A generic class can extend an exception type, and catch clauses can discriminate between its specializations. Because each instantiation is its own real class at runtime, catch (HttpError<NotFound> $e) catches only that specialization — the type system carries through to control flow.

Example

<?php
declare(strict_types=1);

namespace App;

class HttpError<T> extends \RuntimeException {
    public function __construct(public string $detail) {
        parent::__construct($detail);
    }
}

function raise(string $which): void {
    if ($which === 'forbidden') {
        throw new HttpError::<Forbidden>('api key revoked');
    }
    throw new HttpError::<NotFound>('missing');
}

try {
    raise($which);
} catch (HttpError<NotFound> $e) {
    return 'not-found:' . $e->detail;
} catch (HttpError<Forbidden> $e) {
    return 'forbidden:' . $e->detail;
}

What gets emitted

throw new HttpError::<Forbidden>(...) uses turbofish like any other instantiation, and each catch arm rewrites to the specialization's generated FQN — so the arms stay distinct in the emitted PHP:

try {
    raise($which);
} catch (\XPHP\Generated\App\HttpError\T_<hash-of-NotFound> $e) {
    return 'not-found:' . $e->detail;
} catch (\XPHP\Generated\App\HttpError\T_<hash-of-Forbidden> $e) {
    return 'forbidden:' . $e->detail;
}

Catching any specialization

A bare catch (HttpError $e) — no type arguments — catches every HttpError<...> via the marker interface that every specialization implements.
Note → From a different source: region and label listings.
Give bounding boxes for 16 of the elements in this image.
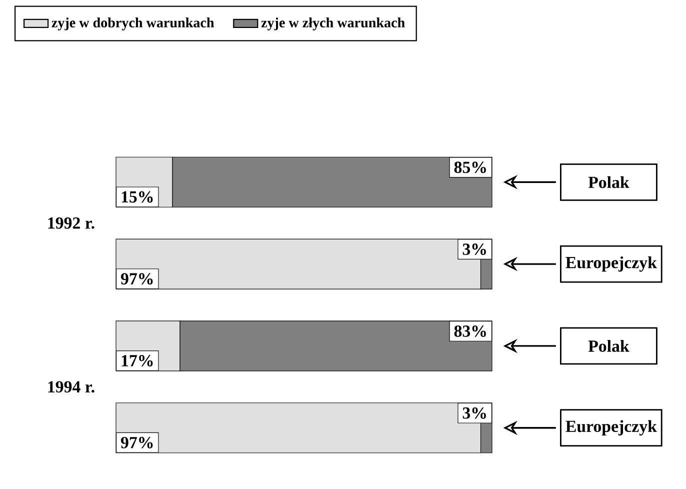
legend-label: zyje w dobrych warunkach (52, 18, 214, 30)
data-label: 97% (120, 273, 153, 285)
y-tick-label: Europejczyk (566, 256, 657, 272)
text: 1992 r. (48, 217, 94, 229)
data-label: 17% (122, 355, 153, 366)
data-label: 83% (454, 325, 486, 337)
y-tick-label: Polak (588, 176, 630, 188)
data-label: 15% (122, 191, 153, 203)
data-label: 85% (454, 162, 486, 174)
legend-label: zyje w złych warunkach (261, 18, 405, 30)
y-tick-label: Polak (588, 340, 630, 352)
data-label: 3% (462, 407, 486, 419)
text: 1994 r. (48, 381, 94, 393)
data-label: 97% (120, 436, 153, 448)
data-label: 3% (462, 244, 486, 255)
y-tick-label: Europejczyk (566, 420, 657, 436)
It is left untouched in the emit:

} catch (HttpError $e) {
    return $e::class; // the concrete specialized class name
}

Union catch

A catch arm may union specializations; it lowers to a native PHP union of the generated FQNs:

} catch (HttpError<NotFound> | HttpError<Forbidden> $e) {
    return 'union:' . $e->detail;
}

Rules

  • The catch clause uses bare angle brackets (HttpError<NotFound>), like every other type-hint position — not the ::<> turbofish, which is reserved for call sites (throw new HttpError::<NotFound>(...)).
  • Arms are ordered as written; a thrown HttpError<Forbidden> falls through a preceding HttpError<NotFound> arm because they are genuinely different runtime classes.
  • Bare catch (HttpError $e) matches any specialization via the marker interface; type-argumented arms match exactly one.
  • Specializations are only generated for type arguments that actually appear in the program (throw, new, type hints). Catching a specialization that is never instantiated catches nothing.